NEW BRITAIN, Conn. (AP) — It was a busy weekday morning. It was early, and Jean Palin had already sent a student home from school — the 16-year-old girl had tested positive for the flu.
“On average, I see 15 students a day,” said Palin, the nurse practitioner at New Britain High School’s school-based health center. “They come in with a wide variety of problems. . I do lots of physicals, vaccinations . and there’s sick visits — those are just walk-ins.”
Despite their popularity, the clinics face a 10 percent cut in funding under Gov. Dannel P. Malloy’s proposed budget. That would reduce funding to $9.9 million for 93 clinics, less than the amount the state spent in 2010, when there were only 74 school-based health centers.
New Britain High School has 2,165 students, and about 1,300 of them have been enrolled in the school-based health center, which allows them to get medical, dental and behavioral health services all in the midst of their school day, without the hassle of leaving school grounds and without the worry of finding active health insurance coverage.
The site at New Britain High, which is run by Community Health Center, is one of 93 school-based health centers that receive state funding, but the centers also obtain funding through municipalities, boards of education and private sources, including Medicaid reimbursements and insurance billing.
The centers are located in schools in nearly every corner of the state — there are three in Groton, one in Chaplin, 11 in Stamford, and dozens of others in 23 municipalities.
On average, each site costs the state $123,000.
Responding to a question from State Rep. Mitch Bolinksy, R-Newtown, earlier this month, Benjamin Barnes, secretary of the office on policy and management, said this is another difficult budget year.
“We’ve been going through some tough years, and this budget is no different. . I can’t argue we’re being fair in everything. It’s not fair we have to reduce spending now because of the amount of available resources, but we must do that anyways,” Barnes said.
“School-based health centers run lean programs in terms of funds,” said Jesse White-Frese, executive director of the Connecticut Association of School Based Health Centers. “We’re concerned about the (proposed) cut and what that’ll impact and whether it’ll allow us to continue offering the highest level of service.”
Since fiscal year 2014 — when there were 96 centers — the decline in state funding has continued; in 2016, three centers closed because of lack of funding.
The centers have coped with budget cuts by closing facilities, reducing staff, limiting the days services are available to students and even reducing the months in which the health centers operate, White-Frese said.
“The school-based health centers keep kids in school and offers them a greater opportunity for learning,” White-Frese said.
The school-based health centers work closely with school nurses but they are fully licensed primary care facilities that can provide medical, dental and behavioral health services to any student who is enrolled in a school with a center and has obtained written parental permission. The student does not need health insurance to receive services.
It also offers students the opportunity to receive medical services they would not otherwise get.
Yasmel Sanchez, a senior at New Britain High School, is a “dreamer” — a recipient of Deferred Action for Childhood Arrivals — and can’t obtain a health insurance plan without permanent residency, but she is still treated at the health-center, regardless of insurance or her status.

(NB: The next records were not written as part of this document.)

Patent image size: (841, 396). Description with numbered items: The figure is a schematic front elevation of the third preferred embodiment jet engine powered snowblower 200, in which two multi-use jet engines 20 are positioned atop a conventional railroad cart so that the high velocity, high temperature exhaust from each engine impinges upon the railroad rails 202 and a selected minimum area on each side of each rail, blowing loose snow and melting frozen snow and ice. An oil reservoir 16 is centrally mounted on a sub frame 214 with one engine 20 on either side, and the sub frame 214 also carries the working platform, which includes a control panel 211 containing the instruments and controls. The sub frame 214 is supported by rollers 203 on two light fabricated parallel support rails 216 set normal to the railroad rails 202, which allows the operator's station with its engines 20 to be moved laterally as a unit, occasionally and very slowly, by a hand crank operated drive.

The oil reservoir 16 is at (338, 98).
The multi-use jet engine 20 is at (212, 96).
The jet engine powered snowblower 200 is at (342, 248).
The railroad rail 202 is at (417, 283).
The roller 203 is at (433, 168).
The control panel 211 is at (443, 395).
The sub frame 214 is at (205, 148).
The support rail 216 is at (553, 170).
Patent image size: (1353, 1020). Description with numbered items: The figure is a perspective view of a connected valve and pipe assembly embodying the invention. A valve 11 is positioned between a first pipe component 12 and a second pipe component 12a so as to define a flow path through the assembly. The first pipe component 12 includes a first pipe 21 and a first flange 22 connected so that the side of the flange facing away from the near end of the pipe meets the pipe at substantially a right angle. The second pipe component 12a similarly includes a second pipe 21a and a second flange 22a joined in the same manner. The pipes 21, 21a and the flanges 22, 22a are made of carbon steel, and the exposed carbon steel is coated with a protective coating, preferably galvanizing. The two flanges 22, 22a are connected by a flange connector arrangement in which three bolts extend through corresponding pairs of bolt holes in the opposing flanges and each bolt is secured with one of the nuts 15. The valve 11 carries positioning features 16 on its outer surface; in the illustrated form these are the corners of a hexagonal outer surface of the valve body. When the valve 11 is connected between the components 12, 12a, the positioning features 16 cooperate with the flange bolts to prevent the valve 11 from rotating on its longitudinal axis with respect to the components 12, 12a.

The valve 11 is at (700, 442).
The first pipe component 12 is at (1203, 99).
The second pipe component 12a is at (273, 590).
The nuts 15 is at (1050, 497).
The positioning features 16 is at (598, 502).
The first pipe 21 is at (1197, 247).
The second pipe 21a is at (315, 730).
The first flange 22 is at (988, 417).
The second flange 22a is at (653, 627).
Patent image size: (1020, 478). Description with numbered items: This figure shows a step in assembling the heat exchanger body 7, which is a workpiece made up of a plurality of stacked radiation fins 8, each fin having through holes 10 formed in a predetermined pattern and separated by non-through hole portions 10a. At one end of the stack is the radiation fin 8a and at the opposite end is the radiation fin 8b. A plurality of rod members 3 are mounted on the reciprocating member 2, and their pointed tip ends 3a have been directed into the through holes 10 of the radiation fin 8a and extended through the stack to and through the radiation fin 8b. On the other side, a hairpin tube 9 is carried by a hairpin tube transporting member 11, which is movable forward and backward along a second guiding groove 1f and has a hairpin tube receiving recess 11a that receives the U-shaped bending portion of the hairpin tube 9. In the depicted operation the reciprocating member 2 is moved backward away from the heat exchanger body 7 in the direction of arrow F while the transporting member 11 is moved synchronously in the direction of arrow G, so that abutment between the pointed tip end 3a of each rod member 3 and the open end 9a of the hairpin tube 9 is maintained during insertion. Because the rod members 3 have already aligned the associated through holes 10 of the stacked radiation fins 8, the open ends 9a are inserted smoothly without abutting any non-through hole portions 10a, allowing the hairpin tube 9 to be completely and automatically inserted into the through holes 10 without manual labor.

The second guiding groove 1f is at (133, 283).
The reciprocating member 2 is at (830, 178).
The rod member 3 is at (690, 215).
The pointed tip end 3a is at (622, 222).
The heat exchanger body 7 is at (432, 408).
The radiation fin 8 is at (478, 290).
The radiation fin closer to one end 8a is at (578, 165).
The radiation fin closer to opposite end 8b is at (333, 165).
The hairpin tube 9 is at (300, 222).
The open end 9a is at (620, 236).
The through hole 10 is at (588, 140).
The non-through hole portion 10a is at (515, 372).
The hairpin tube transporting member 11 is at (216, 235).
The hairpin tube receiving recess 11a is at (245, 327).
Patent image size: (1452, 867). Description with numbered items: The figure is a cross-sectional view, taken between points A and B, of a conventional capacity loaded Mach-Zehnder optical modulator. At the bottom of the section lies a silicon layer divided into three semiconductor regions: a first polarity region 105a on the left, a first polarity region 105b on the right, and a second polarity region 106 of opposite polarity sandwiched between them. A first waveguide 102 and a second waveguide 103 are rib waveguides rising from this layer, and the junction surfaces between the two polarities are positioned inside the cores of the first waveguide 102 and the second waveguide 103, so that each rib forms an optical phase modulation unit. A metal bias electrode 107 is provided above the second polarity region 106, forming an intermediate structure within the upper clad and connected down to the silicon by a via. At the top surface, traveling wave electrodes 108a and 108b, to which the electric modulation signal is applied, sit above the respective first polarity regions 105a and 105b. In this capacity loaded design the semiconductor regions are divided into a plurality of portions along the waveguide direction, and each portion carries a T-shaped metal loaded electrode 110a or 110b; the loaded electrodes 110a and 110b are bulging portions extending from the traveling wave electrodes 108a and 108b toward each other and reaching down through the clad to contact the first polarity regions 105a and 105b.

Yasmel, 19, has three advancement placement classes, a study hall and one certified nursing assistant course. When she is ill or needs a physical, or is injured during an evening cheerleading practice, she’ll visit the school-based health center and Palin or will treat her, advise her and, most importantly, allow her to resume to her duties.
“My mom usually works all day,” Yasmel said. “Once I come home, I have to head to practice and we don’t know when to schedule a doctor’s appointment, so it’s much easier for me to come (to the school-based health center.)”
Palin said other students are in situations similar to Yasmel’s who can obtain free care because of the health centers.
“(Without the center) I don’t think I would have an option,” Yasmel said. “I would have to treat whatever I have at home and hope it would just go away.”